Of course, the opposite has happened. In China, for one example they still cannot get enough gold through the exchanges and out for delivery quick enough.
The acceleration in backwardation alongside prolonged soaring gold borrowing costs suggests that the disconnect between paper and physical gold is about to get even greater.
Physical gold shortage?
As our very own Ned Naylor Leyland reported earlier last week, this widening of the backwardation ‘indicates that the physical market has tightened up substantially.’
As we have written in the past, much of the gold market is highly leveraged, Naylor-Leyland explains that ‘what we are seeing now is that the absolutely inevitable ‘run’ on the 100:1 leveraged banking system is truly underway.’
Is it bad news that GOFO is negative?
When it is negative it means you will receive more interest when you lease your gold than your dollars, i.e. there is more interest to borrow gold and use dollars as collateral. Gold is perceived as having more value as something to hold, than dollars do.
Early this month, the GOFO rate was negative for up to three months, as you will have read repeatedly, the last time this happened was in November 2008.
What does it mean for gold if it’s negative?
Primarily it means that gold leased out today is worth more than the gold delivered at the end of the three months.
As we explained above, the negative GOFO rate means someone wants to get their hands on gold. The further ahead the negative GOFO rate reaches the larger the shortage of gold in the delivery that needs to be made.
There is speculation that the elevated high levels of demand we’re seeing in Asia has emptied the London Market.
Many also see the negative GOFO rate as a sign that the bottom of gold will soon be a thing of the past, with soaring gold prices to come
Not for those who own physical gold
Negative GOFO and gold futures in backwardation is finally evidence that there is a distinct flight into physical gold.
According to SocGen, the biggest gold backwardation since the start of the millennium prompted a ‘corrective rally’ but the general sentiment on gold is bearish as there is no physical gold supply shortage to worry about.

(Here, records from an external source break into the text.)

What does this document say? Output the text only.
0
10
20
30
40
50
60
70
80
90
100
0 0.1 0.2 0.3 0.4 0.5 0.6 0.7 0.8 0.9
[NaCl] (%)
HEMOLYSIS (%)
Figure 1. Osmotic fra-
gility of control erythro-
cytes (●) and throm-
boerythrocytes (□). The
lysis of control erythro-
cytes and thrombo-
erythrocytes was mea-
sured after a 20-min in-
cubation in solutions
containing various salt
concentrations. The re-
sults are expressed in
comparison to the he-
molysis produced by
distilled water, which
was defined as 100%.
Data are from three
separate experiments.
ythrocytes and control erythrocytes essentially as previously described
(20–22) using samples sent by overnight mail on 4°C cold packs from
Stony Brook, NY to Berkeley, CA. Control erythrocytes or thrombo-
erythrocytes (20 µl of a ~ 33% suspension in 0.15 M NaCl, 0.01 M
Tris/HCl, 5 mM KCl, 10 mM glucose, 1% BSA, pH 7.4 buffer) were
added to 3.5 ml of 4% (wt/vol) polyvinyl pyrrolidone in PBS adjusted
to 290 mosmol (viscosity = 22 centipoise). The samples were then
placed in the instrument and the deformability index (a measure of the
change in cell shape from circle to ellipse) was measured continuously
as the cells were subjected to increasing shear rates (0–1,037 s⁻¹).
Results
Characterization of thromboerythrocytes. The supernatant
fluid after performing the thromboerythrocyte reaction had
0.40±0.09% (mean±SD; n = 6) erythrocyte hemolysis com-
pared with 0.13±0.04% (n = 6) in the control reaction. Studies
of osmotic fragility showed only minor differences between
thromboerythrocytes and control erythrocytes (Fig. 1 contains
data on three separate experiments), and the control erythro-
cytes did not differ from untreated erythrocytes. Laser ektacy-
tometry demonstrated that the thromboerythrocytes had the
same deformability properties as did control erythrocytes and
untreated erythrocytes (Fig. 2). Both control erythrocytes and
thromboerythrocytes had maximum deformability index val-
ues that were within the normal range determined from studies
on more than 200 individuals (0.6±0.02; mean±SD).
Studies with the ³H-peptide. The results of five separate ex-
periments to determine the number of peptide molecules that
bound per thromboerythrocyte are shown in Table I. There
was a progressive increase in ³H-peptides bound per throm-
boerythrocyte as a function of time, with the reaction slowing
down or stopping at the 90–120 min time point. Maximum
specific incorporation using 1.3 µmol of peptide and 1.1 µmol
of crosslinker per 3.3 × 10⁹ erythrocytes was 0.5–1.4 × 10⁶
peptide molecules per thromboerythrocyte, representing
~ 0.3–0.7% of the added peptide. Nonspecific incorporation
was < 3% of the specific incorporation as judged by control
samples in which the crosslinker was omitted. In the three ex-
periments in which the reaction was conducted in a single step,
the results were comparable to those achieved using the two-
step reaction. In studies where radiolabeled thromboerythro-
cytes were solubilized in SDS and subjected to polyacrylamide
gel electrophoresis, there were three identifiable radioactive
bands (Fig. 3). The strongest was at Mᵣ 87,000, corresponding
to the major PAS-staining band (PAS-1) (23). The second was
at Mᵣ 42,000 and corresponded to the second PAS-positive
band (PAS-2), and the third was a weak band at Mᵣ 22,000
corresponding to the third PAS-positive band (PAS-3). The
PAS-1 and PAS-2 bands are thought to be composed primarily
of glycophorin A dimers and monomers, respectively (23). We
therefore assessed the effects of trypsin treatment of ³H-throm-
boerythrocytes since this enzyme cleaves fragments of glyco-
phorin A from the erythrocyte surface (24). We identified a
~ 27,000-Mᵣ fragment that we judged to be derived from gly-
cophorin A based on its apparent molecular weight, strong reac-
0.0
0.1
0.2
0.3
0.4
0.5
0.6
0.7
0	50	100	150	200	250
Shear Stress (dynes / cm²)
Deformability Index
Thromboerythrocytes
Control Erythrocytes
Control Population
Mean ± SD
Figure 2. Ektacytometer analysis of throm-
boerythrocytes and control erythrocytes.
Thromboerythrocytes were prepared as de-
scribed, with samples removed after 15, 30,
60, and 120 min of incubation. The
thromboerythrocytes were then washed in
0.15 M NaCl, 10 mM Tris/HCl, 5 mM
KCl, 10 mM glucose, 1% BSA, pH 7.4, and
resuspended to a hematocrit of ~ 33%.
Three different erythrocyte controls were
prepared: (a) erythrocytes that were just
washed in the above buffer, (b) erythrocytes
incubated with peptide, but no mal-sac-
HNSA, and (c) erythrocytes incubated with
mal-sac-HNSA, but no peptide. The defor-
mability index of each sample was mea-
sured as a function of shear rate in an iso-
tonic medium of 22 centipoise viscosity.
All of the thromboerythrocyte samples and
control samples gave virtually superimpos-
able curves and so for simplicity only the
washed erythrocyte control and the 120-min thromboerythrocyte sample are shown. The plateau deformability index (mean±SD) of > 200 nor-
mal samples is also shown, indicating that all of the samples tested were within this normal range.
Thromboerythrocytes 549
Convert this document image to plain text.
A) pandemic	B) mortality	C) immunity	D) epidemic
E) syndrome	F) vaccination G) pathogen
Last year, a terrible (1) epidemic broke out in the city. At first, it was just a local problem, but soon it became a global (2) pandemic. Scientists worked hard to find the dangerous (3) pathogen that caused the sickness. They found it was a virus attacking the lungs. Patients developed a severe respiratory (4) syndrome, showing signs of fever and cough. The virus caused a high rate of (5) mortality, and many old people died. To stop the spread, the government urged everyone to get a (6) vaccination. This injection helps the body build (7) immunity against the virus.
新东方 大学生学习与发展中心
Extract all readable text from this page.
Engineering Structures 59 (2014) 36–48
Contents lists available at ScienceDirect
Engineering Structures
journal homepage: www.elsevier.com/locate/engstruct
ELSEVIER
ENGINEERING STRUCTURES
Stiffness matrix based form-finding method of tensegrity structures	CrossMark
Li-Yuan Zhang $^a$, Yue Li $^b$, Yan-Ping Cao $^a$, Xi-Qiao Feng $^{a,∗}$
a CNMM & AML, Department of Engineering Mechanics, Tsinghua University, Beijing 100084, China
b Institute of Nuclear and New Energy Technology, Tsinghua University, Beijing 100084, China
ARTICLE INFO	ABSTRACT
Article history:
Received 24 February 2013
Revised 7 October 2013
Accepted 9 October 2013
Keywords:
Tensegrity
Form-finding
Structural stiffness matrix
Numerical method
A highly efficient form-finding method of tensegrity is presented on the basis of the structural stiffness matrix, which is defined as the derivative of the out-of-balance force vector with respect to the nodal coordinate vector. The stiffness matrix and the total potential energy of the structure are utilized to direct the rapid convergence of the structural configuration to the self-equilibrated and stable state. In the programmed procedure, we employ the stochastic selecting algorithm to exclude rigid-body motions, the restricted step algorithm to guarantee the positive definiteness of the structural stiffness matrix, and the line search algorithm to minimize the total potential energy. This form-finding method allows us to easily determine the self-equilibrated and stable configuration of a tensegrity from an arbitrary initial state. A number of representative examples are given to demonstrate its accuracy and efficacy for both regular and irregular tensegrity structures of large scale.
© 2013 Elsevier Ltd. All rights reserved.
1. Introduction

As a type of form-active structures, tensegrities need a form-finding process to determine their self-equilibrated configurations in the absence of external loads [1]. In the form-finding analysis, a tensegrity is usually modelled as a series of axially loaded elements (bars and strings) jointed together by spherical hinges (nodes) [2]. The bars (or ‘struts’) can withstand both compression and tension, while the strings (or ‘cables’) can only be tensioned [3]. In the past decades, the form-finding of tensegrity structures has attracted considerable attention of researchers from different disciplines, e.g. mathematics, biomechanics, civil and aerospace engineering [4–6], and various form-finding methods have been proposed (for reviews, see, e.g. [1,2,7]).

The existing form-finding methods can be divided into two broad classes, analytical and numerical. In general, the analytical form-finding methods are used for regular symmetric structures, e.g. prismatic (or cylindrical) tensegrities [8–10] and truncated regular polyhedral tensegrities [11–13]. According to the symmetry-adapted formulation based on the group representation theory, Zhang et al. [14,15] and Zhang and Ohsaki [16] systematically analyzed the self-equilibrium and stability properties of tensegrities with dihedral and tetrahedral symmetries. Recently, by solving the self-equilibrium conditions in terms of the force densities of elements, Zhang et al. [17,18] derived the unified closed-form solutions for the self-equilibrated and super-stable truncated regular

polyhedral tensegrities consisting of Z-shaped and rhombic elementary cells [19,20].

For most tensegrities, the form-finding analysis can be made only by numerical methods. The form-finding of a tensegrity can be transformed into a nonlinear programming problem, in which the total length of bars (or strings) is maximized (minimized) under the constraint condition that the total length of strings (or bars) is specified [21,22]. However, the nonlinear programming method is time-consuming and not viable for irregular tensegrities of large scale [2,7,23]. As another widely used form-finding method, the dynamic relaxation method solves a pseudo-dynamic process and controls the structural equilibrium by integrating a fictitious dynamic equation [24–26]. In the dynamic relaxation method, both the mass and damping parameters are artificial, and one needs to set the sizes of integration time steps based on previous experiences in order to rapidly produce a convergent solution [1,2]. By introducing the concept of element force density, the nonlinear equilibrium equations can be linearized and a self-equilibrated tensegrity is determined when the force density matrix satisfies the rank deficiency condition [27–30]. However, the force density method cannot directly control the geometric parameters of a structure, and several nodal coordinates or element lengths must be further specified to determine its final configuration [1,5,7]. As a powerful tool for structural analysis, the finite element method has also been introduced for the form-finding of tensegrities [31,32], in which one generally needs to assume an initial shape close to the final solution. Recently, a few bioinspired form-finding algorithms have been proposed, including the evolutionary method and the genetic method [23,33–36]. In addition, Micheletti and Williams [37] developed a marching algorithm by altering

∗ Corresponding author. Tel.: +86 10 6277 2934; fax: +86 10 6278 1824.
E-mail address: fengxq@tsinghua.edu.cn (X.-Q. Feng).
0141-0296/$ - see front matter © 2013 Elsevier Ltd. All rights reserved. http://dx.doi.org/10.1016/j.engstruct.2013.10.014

SocGen’s Robin Bhar attributes the cause of backwardation to a possible range of factors from an overcommitted bullion bank to miners’ hedging strategies.
I think we can safely say that GOFO and long term backwardation suggest there may be an error in their analysis.
What does this mean for the gold price?
The November 2008 negative GOFO rate happened around the same time a bottom in gold came to an end. What proceeded was a doubling of the gold price and it reaching nearly $2,000.
Once again we see negative GOFO just as gold returns from a price collapse. This time it has remained negative for longer, suggesting that the problem with deliverable bullion is this time even greater.
What will this mean going forward?
Given the negative GOFO rate shows stress on the London market when it comes to deliverable bullion, and warehouse stocks in the COMEX futures markets continue to decline, we suspect what lays ahead is a perfect storm for the gold price.
We believe it shows there is a distinct lack of confidence in the paper money system. No longer to investors want to hold paper promises (whether for gold or currencies) instead they prefer to hold real, physical gold and silver.
So, rather than worry about a gold price that is yet to return to $1,920, instead see this as a warning signal that the relationship between spot and future price, physical and paper is growing tired. Hold onto physical gold and ignore the price until it matters.